Bel sekolah berbunyi sebagai tanda waktu untuk makan siang telah tiba. Namun, Arin dan teman sekelasnya baru keluar dari kelas 10 menit setelah bel berbunyi. Guru kimia mereka terlalu ‘asyik’ mengajar dan tidak menyadari ada bel sekolah yang telah berbunyi.
Salah satu murid mengangkat tangan kanan ke atas dan menyela penjelasan guru tersebut. “Maaf, Sir. Tapi, waktu pembelajaran kita sudah selesai, Sir.”
“Oh, benarkah?” tanya guru itu terkaget.
Murid itu mengangguk. “Iya, Sir. Tadi ada bel istirahat kedua, Sir.”
“Okeee. Kita lanjutkan pelajaran kita di waktu berikutnya, ya.”
Terdengar helaan napas lega dari beberapa murid di waktu yang bersamaan. Arin juga salah satunya. Dia menghela napas panjang setelah akhirnya ada murid yang berani ‘mengadu’ tentang bel istirahat. Masing-masing dari mereka pun bergegas menyusun buku dan alat tulis, kemudian menyandang tas dan meninggalkan ruang kelas. Arin juga menyandang ransel, kembali ke asrama. Tahun ini Arin mendapat kamar di ujung lorong utara di lantai 1, bersebelahan dengan tangga menuju lantai atas. Suasana di kamar Arin tidak jauh berbeda dibandingkan saat Arin masih berada di kelas X. Namun, ada perubahan besar yang dia rasakan karena susunan kamar yang Arin dapatkan di tahun ini.
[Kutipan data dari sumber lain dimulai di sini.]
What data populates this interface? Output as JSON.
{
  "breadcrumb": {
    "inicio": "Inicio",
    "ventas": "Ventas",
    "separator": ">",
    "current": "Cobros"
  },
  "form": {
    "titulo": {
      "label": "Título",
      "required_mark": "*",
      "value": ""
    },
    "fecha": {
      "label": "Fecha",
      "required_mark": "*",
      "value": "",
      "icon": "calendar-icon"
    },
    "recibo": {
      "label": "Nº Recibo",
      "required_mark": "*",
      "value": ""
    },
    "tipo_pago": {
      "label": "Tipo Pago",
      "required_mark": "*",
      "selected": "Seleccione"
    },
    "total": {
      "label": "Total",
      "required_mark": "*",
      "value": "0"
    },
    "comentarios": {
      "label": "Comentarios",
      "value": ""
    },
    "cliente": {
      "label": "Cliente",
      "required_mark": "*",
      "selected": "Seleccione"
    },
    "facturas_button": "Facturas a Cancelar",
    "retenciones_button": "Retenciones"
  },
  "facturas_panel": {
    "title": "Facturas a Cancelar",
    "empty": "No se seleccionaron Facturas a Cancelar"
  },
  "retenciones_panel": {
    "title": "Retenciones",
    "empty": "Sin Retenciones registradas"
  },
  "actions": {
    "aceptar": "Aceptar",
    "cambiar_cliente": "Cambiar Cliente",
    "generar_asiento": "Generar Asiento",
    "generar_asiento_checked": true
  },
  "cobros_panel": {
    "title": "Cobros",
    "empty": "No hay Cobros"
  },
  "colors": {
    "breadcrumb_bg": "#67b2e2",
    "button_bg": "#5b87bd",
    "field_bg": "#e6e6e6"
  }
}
“Carlaaa! Tunggu aku, dong!”
Terdengar teriakan Juni dari tangga menuju lantai atas. Arin melirik dan mendapati Carla sudah menuruni tangga dan melewati Arin, yang berdiri diam melihatnya di ambang pintu kamarnya sendiri. Tidak lama setelah itu, Arin melihat Juni menuruni anak tangga dengan tergesa-gesa. Dan sama seperti Carla, Juni hanya berlalu begitu saja tanpa menyapa Arin.
“Eh, ada Arin.”
Sampai akhirnya ada seseorang yang turun dari tangga itu dan menyadari keberadaan Arin. Arin pun menyapa balik, “Hai, Fia.”
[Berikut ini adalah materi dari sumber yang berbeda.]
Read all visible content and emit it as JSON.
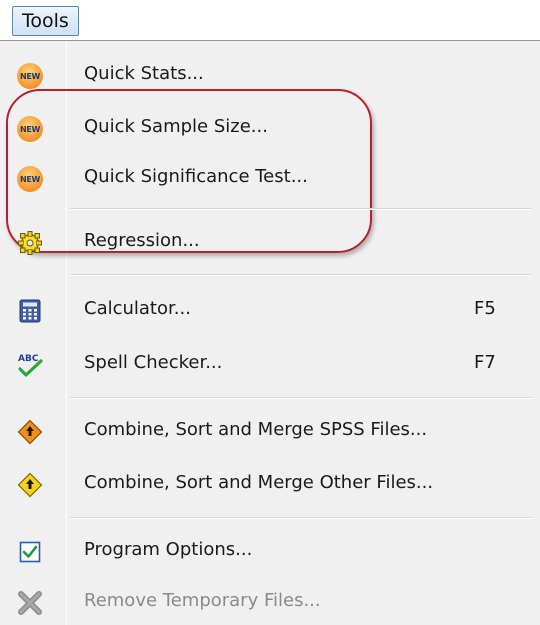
{
  "menu": {
    "title": "Tools",
    "items": [
      {
        "label": "Quick Stats...",
        "icon": "new-badge-icon",
        "badge": "NEW"
      },
      {
        "label": "Quick Sample Size...",
        "icon": "new-badge-icon",
        "badge": "NEW"
      },
      {
        "label": "Quick Significance Test...",
        "icon": "new-badge-icon",
        "badge": "NEW"
      },
      {
        "label": "Regression...",
        "icon": "gear-icon"
      },
      {
        "label": "Calculator...",
        "icon": "calculator-icon",
        "shortcut": "F5"
      },
      {
        "label": "Spell Checker...",
        "icon": "spell-check-icon",
        "shortcut": "F7",
        "icon_text": "ABC"
      },
      {
        "label": "Combine, Sort and Merge SPSS Files...",
        "icon": "merge-orange-icon"
      },
      {
        "label": "Combine, Sort and Merge Other Files...",
        "icon": "merge-yellow-icon"
      },
      {
        "label": "Program Options...",
        "icon": "checkbox-checked-icon"
      },
      {
        "label": "Remove Temporary Files...",
        "icon": "remove-x-icon",
        "disabled": true
      }
    ]
  },
  "colors": {
    "highlight_border": "#b4222c",
    "menu_background": "#f0f0f0",
    "disabled_text": "#8a8a8a",
    "title_border": "#5b86b5"
  }
}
“Kau enggak ke kantin?” tanya Fia. Dia sudah membawa botol minum dan sendok-garpu di tangan.
“Aku baru balik dari kelas, tadi keluarnya agak lama,” balas Arin.
“Ooh. Oke, deh. Aku duluan, ya.”
Fia pun pergi meninggalkan Arin. Arin berbalik sesaat untuk melihat punggung Fia yang sudah berjalan jauh di lorong menuju lobi asrama.
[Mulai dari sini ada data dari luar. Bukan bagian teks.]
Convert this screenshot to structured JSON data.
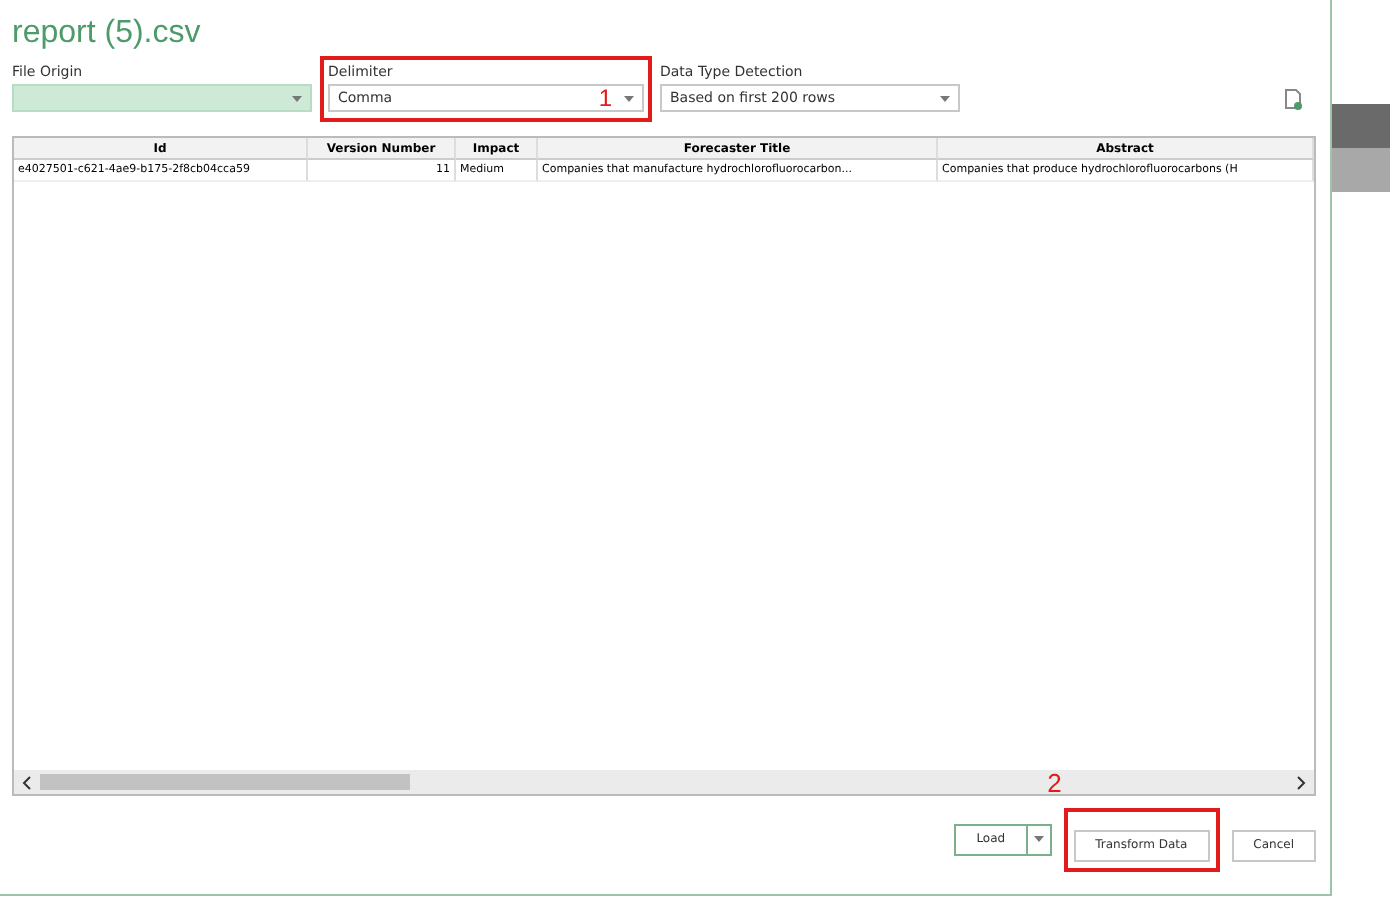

Arin mendapat kamar di lantai 1, bersama dengan tujuh teman lainnya dari kelas XI yang berbeda. Kamar Arin, mau tidak mau, berbaur dengan murid kelas X lainnya, yang juga menempati kamar asrama di lantai 1. Sedangkan murid kelas XI lainnya, termasuk Fia, Carla, dan Juni, menempati kamar di lantai 3. Terakhir, ada kakak tingkat kelas XI menempati kamar di lantai 2.
Ketika Arin masuk ke kamar, teman-teman sekamarnya sudah tiba lebih dulu di dalam kamar.
“Apa botol minummu sudah diisi?”
“Belum, aku mau ngisinya di dispenser di lobi.”
“Oke, kita bareng ke kantin, ya. Hana, kau juga bareng kita, kan?””
“Iyaaa. Puput gimana? Mau bareng nggak?”
“Ayo barengan ke kantin!”
Arin mendengar percakapan teman-teman sekamarnya berencana untuk berangkat ke kantin bersama.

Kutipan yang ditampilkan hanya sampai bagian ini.